I share some of those feelings, but I must address a widespread misconception that genealogy is of little use unless it results in the knowledge that one’s ancestors were rich, or noble, or famous, or all three. If finding ‘famous ancestors’ is your sole reason for doing genealogical research, you are likely to be disappointed. The great preponderance of souls who have inhabited this earth have been neither ‘members of the U. S. Senate, nor generals on horseback, nor millionaire entrepreneurs,’ so don’t be surprised if you find none in your family tree.

Ancestral ‘celebrity searches’ can have an undesired effect.  As a novice researcher, you may go on-line and find ‘trees’, posted by others that purport not only to show your ancestors, but that one or more of your ancestral lines descends from a prince, a famous author, or other luminary.  You must ‘do your homework’ and corroborate each connection to the princely supposed ancestor, by confirming the sources of the information.  If you don’t, the presumed connection to glory is worthless. 

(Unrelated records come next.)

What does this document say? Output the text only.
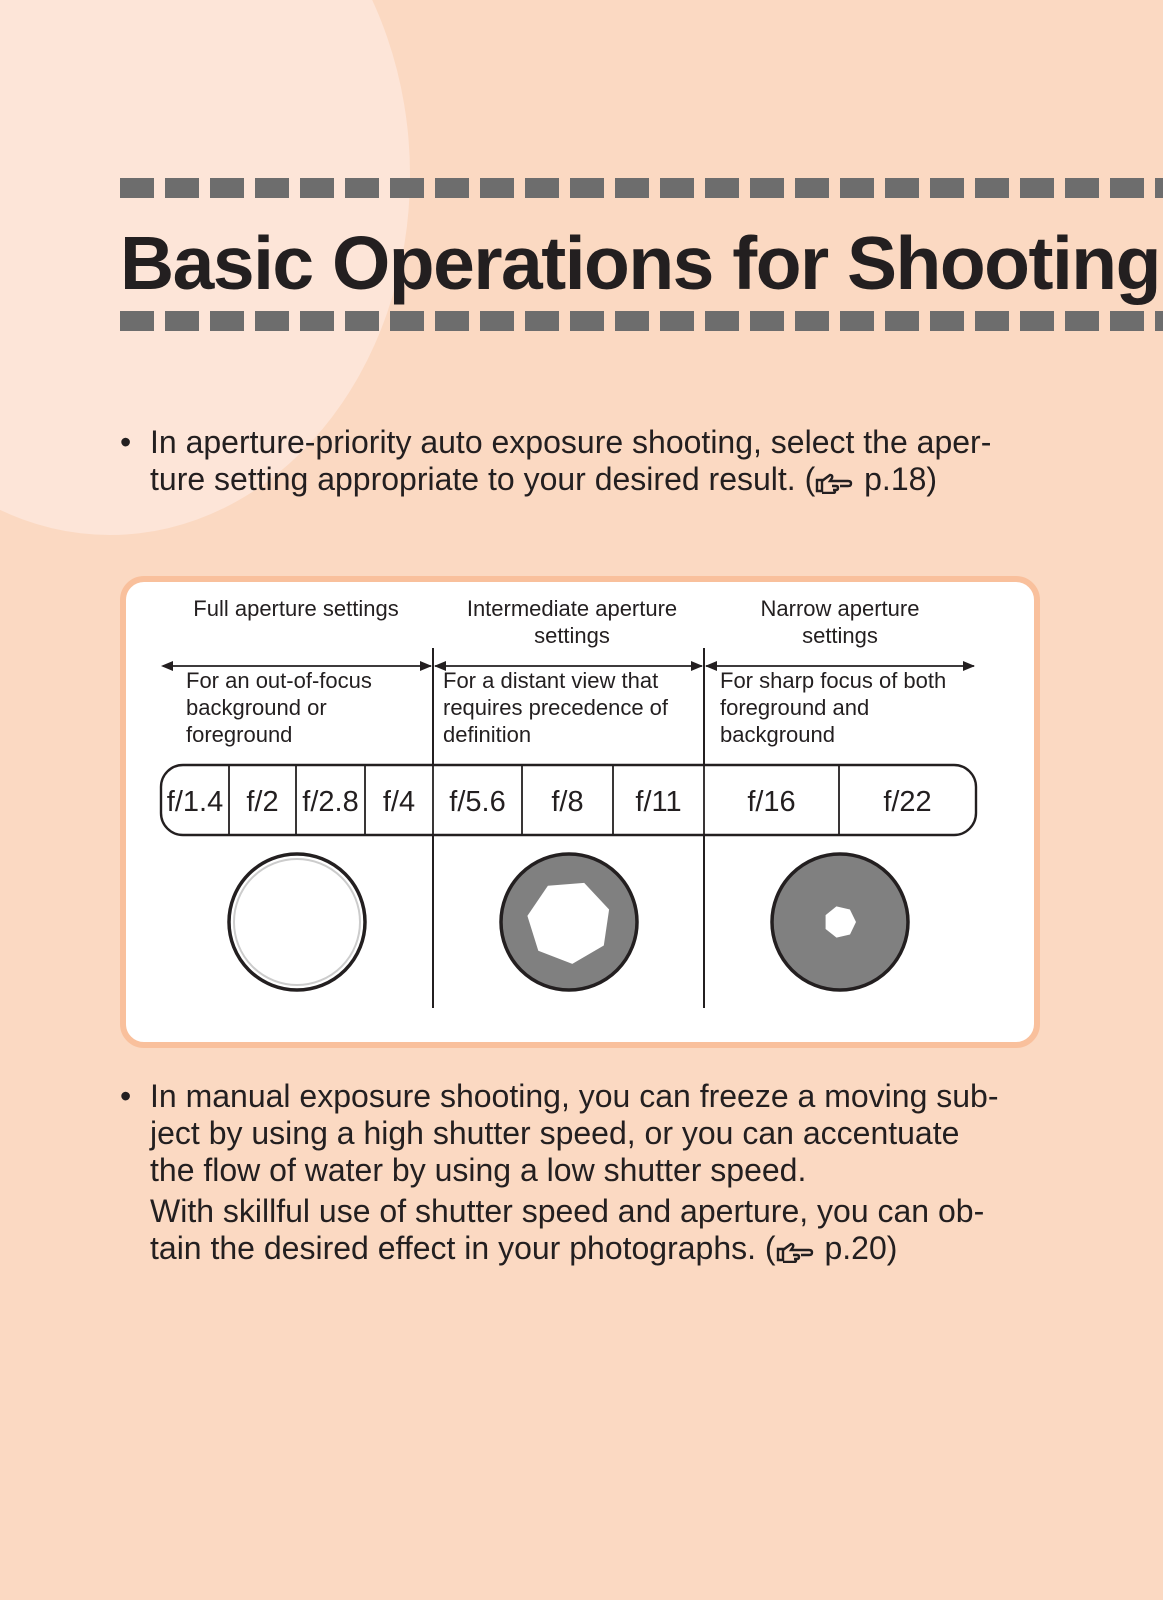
Basic Operations for Shooting
• In aperture-priority auto exposure shooting, select the aper-
ture setting appropriate to your desired result. ( p.18)
Full aperture settings
For an out-of-focus
background or
foreground
Intermediate aperture
settings
For a distant view that
requires precedence of
definition
Narrow aperture
settings
For sharp focus of both
foreground and
background
f/1.4 f/2 f/2.8 f/4 f/5.6 f/8 f/11 f/16	f/22
• In manual exposure shooting, you can freeze a moving sub-
ject by using a high shutter speed, or you can accentuate
the flow of water by using a low shutter speed.
With skillful use of shutter speed and aperture, you can ob-
tain the desired effect in your photographs. ( p.20)
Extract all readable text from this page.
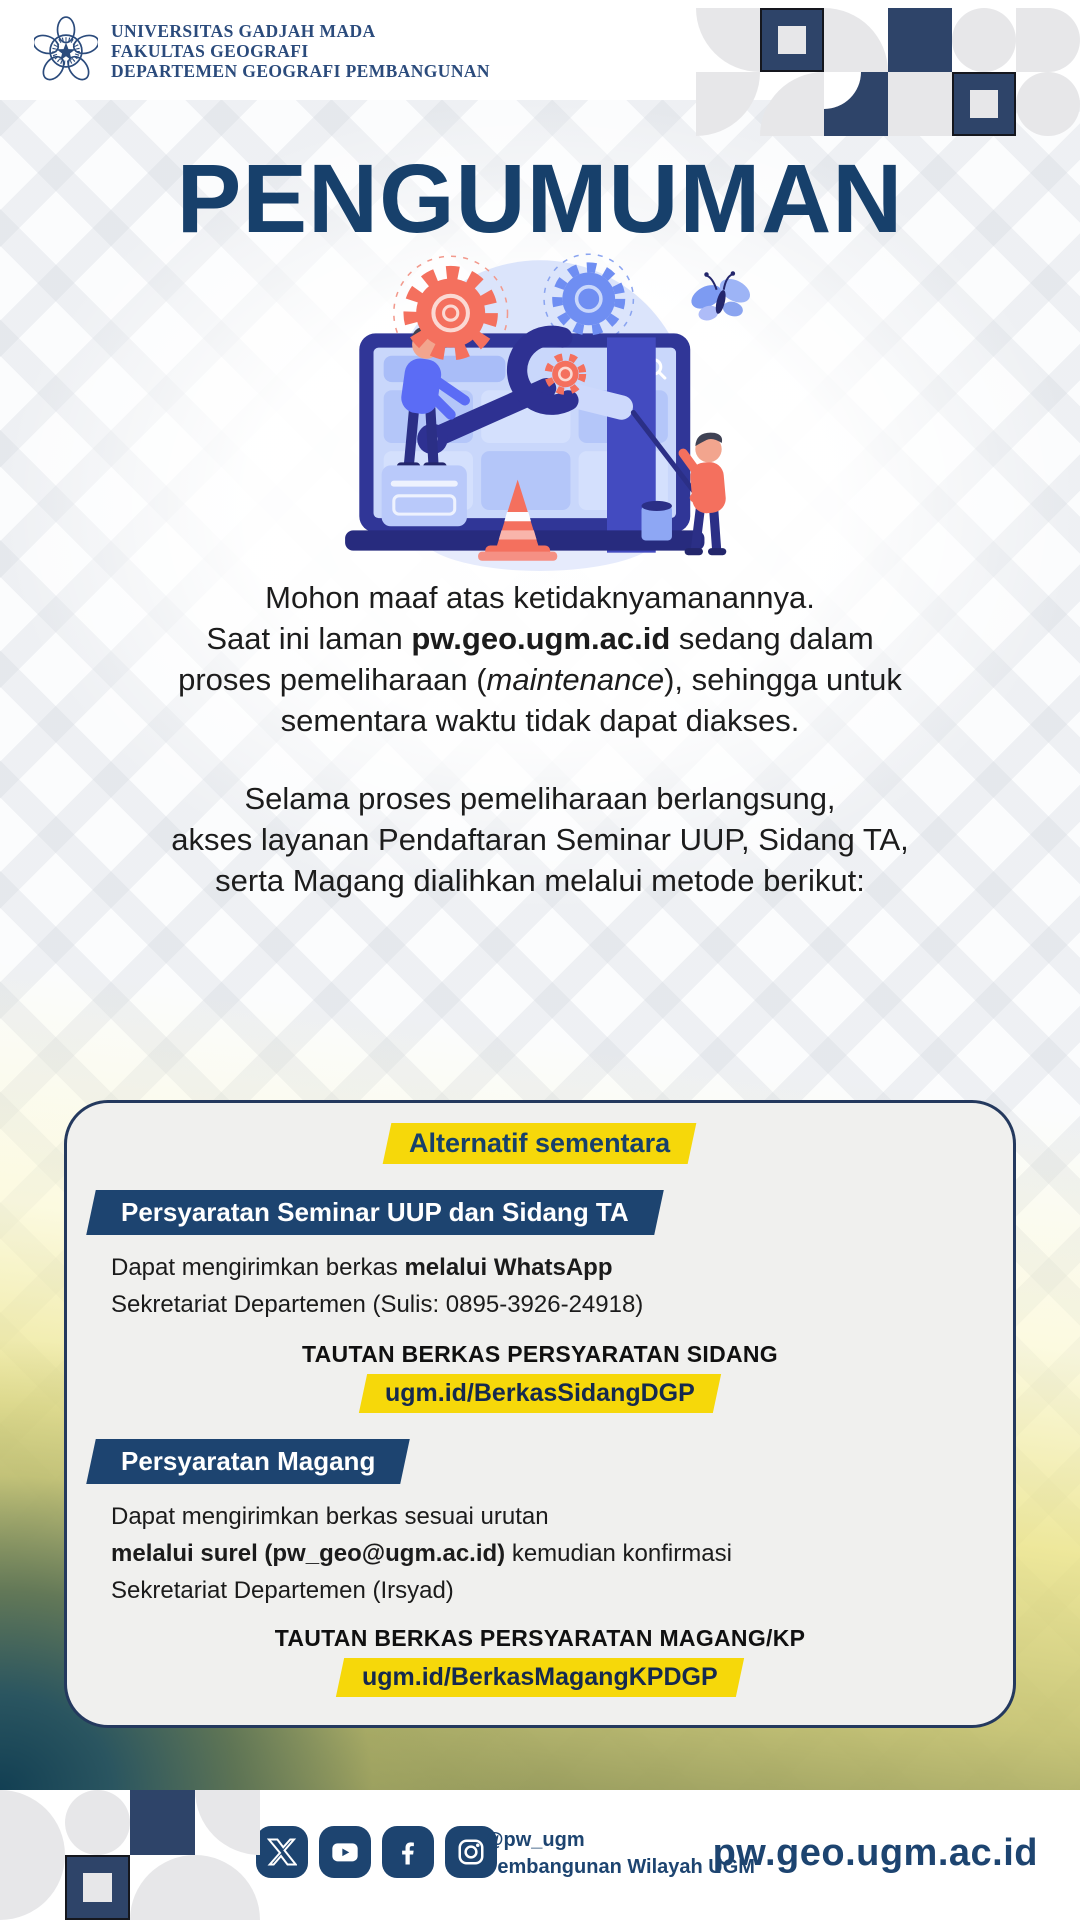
UNIVERSITAS GADJAH MADA
FAKULTAS GEOGRAFI
DEPARTEMEN GEOGRAFI PEMBANGUNAN
PENGUMUMAN
Mohon maaf atas ketidaknyamanannya.
Saat ini laman pw.geo.ugm.ac.id sedang dalam
proses pemeliharaan (maintenance), sehingga untuk
sementara waktu tidak dapat diakses.
Selama proses pemeliharaan berlangsung,
akses layanan Pendaftaran Seminar UUP, Sidang TA,
serta Magang dialihkan melalui metode berikut:
Alternatif sementara
Persyaratan Seminar UUP dan Sidang TA
Dapat mengirimkan berkas melalui WhatsApp
Sekretariat Departemen (Sulis: 0895-3926-24918)
TAUTAN BERKAS PERSYARATAN SIDANG
ugm.id/BerkasSidangDGP
Persyaratan Magang
Dapat mengirimkan berkas sesuai urutan
melalui surel (pw_geo@ugm.ac.id) kemudian konfirmasi
Sekretariat Departemen (Irsyad)
TAUTAN BERKAS PERSYARATAN MAGANG/KP
ugm.id/BerkasMagangKPDGP
@pw_ugm
Pembangunan Wilayah UGM
pw.geo.ugm.ac.id
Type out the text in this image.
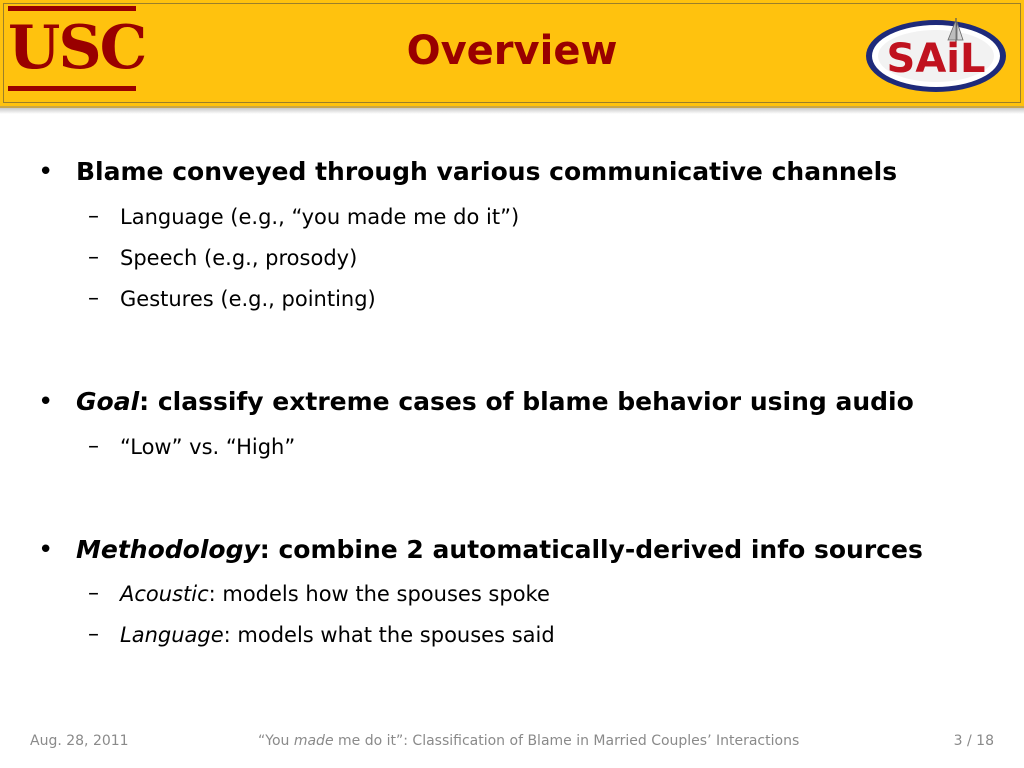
USC	Overview	SAiL
• Blame conveyed through various communicative channels
– Language (e.g., “you made me do it”)
– Speech (e.g., prosody)
– Gestures (e.g., pointing)
• Goal: classify extreme cases of blame behavior using audio
– “Low” vs. “High”
• Methodology: combine 2 automatically-derived info sources
– Acoustic: models how the spouses spoke
– Language: models what the spouses said
Aug. 28, 2011	“You made me do it”: Classification of Blame in Married Couples’ Interactions	3 / 18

I was the ninth and last child of Sicilian immigrants who came to America one hundred years ago. My father was a laborer, my mother a housewife (what else would she be, with nine kids?) I didn’t know it as a child, but my historical and genealogical studies have shown me that they lived in an impoverished land where the ruling classes excluded the common folk from education. To survive, they had to work at backbreaking labor in the fields or the sulfur mines.  Their rights were virtually nonexistent. Women married as young as thirteen, to bear children every two years until their mid-forties, or later.  If a woman’s husband died young, she immediately had to remarry, to gain a father for her children; then she commenced having a child every other year with her second husband.

So, what had I to gain from researching the escapees from such a wretched life? I gained the knowledge that my ancestors, and my wife’s as well, trace back to mid-1700s Sicily. That my Coniglio ancestors back to my great-great-great-great grandfather were born in tiny Serradifalco (The Mountain of the Hawk), dead center in the island of Sicily. I found that Gaetano Coniglio was not only the name of my eldest brother, but of four of my direct ancestors.  Before my father, they were all regnicoli, subjects of the Kingdom of the Two Sicilies. I learned that my father had more than the one brother that I had known of, and that ‘Pa’, like I, was a seventh son. I learned that my father, and his father before him, worked in the fetid sulfur mines from before dawn ‘til after dusk.  And that as the near-caste system required, my father married the daughter of a sulfur miner.

My investigations revealed that on my mother’s side, one ancestor was an abandoned child, left in the town’s ‘foundling wheel’, who beat the overwhelming odds for such children and survived to marry, and to generate over six hundred descendants (that I know of). I learned that none of the hundred and twenty direct ancestors I have identified, before my own parents, could read or write.

So, even though my ancestors were ‘nobodies’, I’m glad to have found out about them and their lives. I feel that not only their genes, but their experiences as well, have shaped me and my living relatives into what we are today. I’m proud of their perseverance, and the fact that my family, which descended from such simple folk, continues to emulate their examples of strength and resolve.